As a child, I often would grab a blanket and spread it out in my front yard or back yard or in a corner of my dad's garden. Then I would open up a spiral notebook, pop open a Bic pen and write. About anything and everything. I started my autobiography when I was eight years old. I still remember the opening line: "I wouldn't say my childhood was always the best time, but is it really supposed to be?" I occasionally would write poems, but not very often. I wrote lots of letters to Ricky Schroder. Sometimes I would write fictional short stories. In fact, I won the weekly creative writing contest in my fourth grade class sixteen times. I don't share this to brag on my nine-year-old self. But instead, I think back on those affirmations of my writing while at James H. Harrison Elementary in Laurel, Maryland as an early sign that a piece of my happiness and my creative fulfillment would be found in writing.

When I got old enough to drive and was granted the car keys, I would take a blanket to the lake near my high school and write. I would put my feet in the grass, watch the birds fly across the water, and pour my teenage heart onto the page. Sometimes I would write about silly crushes or how I was getting along with my parents. Other times I would project myself into the future and write about my life in 2000 or 2025. I asked a lot of questions on those pages, most of which I would never speak out loud. I ranted through the ink about politics and current events. Even as an adult, some of my favorite writing has come from sitting by a lake on a blanket. And, I still rant about politics and current events, among other things.

Notebook and a Blanket is a reminder to me of how my love for writing started -- by grabbing an old blanket and some blank sheets of paper -- and to cultivate even deeper that love I have for how words strung together in just the right way look like a work of art and how each carefully crafted syllable, when spoken aloud, sounds like music.
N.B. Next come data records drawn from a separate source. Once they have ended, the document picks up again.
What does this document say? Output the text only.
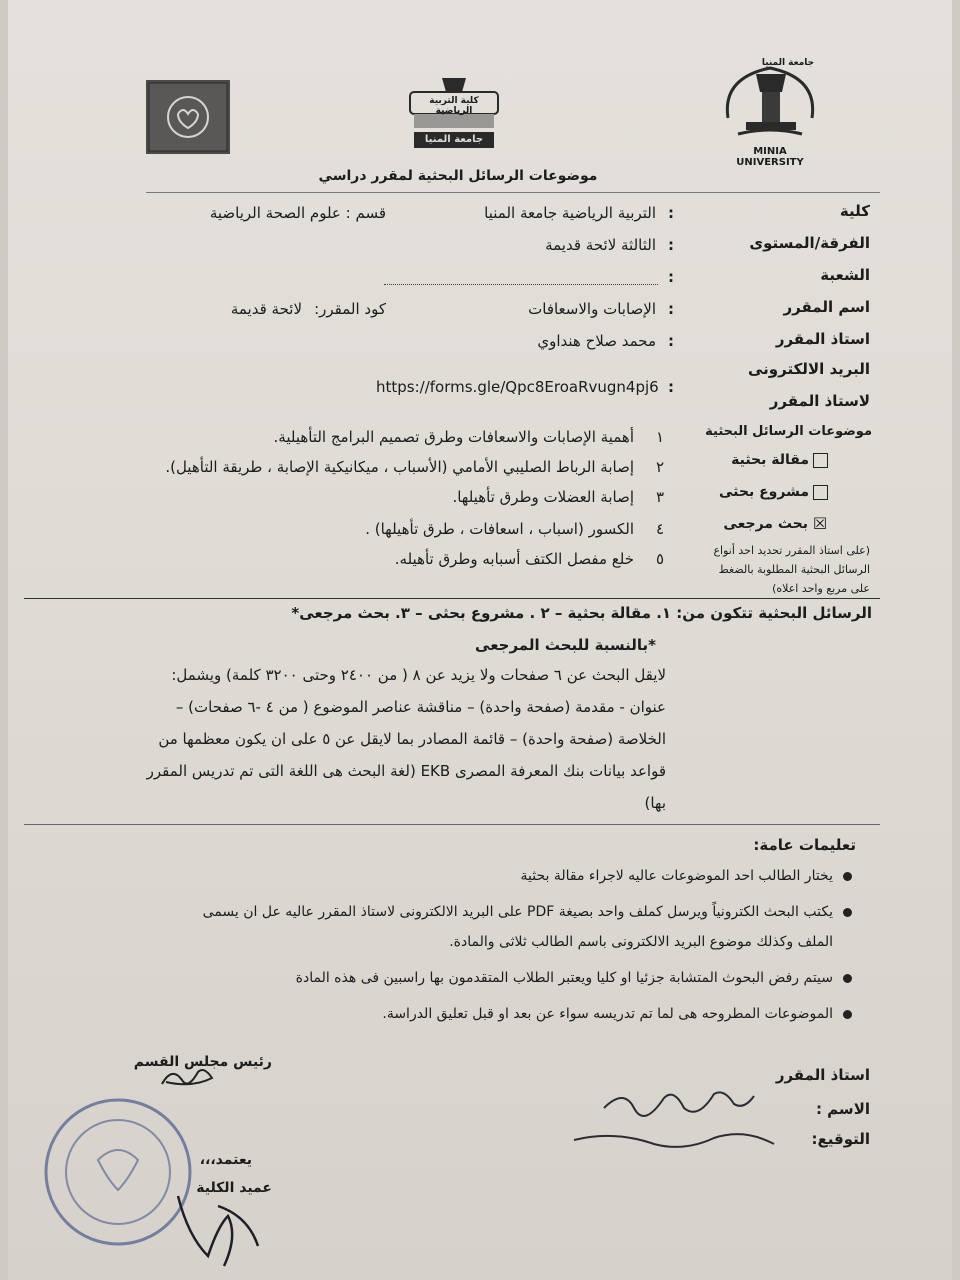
كلية التربية الرياضية
جامعة المنيا
جامعة المنيا
MINIA UNIVERSITY
موضوعات الرسائل البحثية لمقرر دراسي
كلية
الفرقة/المستوى
الشعبة
اسم المقرر
استاذ المقرر
البريد الالكترونى
لاستاذ المقرر
:
:
:
:
:
:
التربية الرياضية جامعة المنيا
قسم : علوم الصحة الرياضية
الثالثة لائحة قديمة
الإصابات والاسعافات
كود المقرر:
لائحة قديمة
محمد صلاح هنداوي
https://forms.gle/Qpc8EroaRvugn4pj6
موضوعات الرسائل البحثية
١
أهمية الإصابات والاسعافات وطرق تصميم البرامج التأهيلية.
٢
إصابة الرباط الصليبي الأمامي (الأسباب ، ميكانيكية الإصابة ، طريقة التأهيل).
٣
إصابة العضلات وطرق تأهيلها.
٤
الكسور (اسباب ، اسعافات ، طرق تأهيلها) .
٥
خلع مفصل الكتف أسبابه وطرق تأهيله.
مقالة بحثية
مشروع بحثى
☒بحث مرجعى
(على استاذ المقرر تحديد احد أنواع
الرسائل البحثية المطلوبة بالضغط
على مربع واحد اعلاه)
الرسائل البحثية تتكون من: ١. مقالة بحثية – ٢ . مشروع بحثى – ٣. بحث مرجعى*
*بالنسبة للبحث المرجعى
لايقل البحث عن ٦ صفحات ولا يزيد عن ٨ ( من ٢٤٠٠ وحتى ٣٢٠٠ كلمة) ويشمل:
عنوان - مقدمة (صفحة واحدة) – مناقشة عناصر الموضوع ( من ٤ -٦ صفحات) –
الخلاصة (صفحة واحدة) – قائمة المصادر بما لايقل عن ٥ على ان يكون معظمها من
قواعد بيانات بنك المعرفة المصرى EKB (لغة البحث هى اللغة التى تم تدريس المقرر
بها)
تعليمات عامة:
يختار الطالب احد الموضوعات عاليه لاجراء مقالة بحثية
يكتب البحث الكترونياً ويرسل كملف واحد بصيغة PDF على البريد الالكترونى لاستاذ المقرر عاليه عل ان يسمى
الملف وكذلك موضوع البريد الالكترونى باسم الطالب ثلاثى والمادة.
سيتم رفض البحوث المتشابة جزئيا او كليا ويعتبر الطلاب المتقدمون بها راسبين فى هذه المادة
الموضوعات المطروحه هى لما تم تدريسه سواء عن بعد او قبل تعليق الدراسة.
رئيس مجلس القسم
استاذ المقرر
الاسم :
التوقيع:
يعتمد،،،
عميد الكلية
I want to offer myself the gift of coming to this blog often. I want to write about working and parenting and religion and music and sports and, yes, still politics as well. Maybe no one else will read it, but I like knowing that I've created it and I'm putting my writing out there again.  The blog doesn't look particularly fancy yet, but I'll work on that. I've purchased, and I'll figure out how to make it link to this account. That all will come. But tonight, with less than two hours left before I begin to tackle my "What I Want to Do While I'm 38 Years Old" list, I just wanted to start.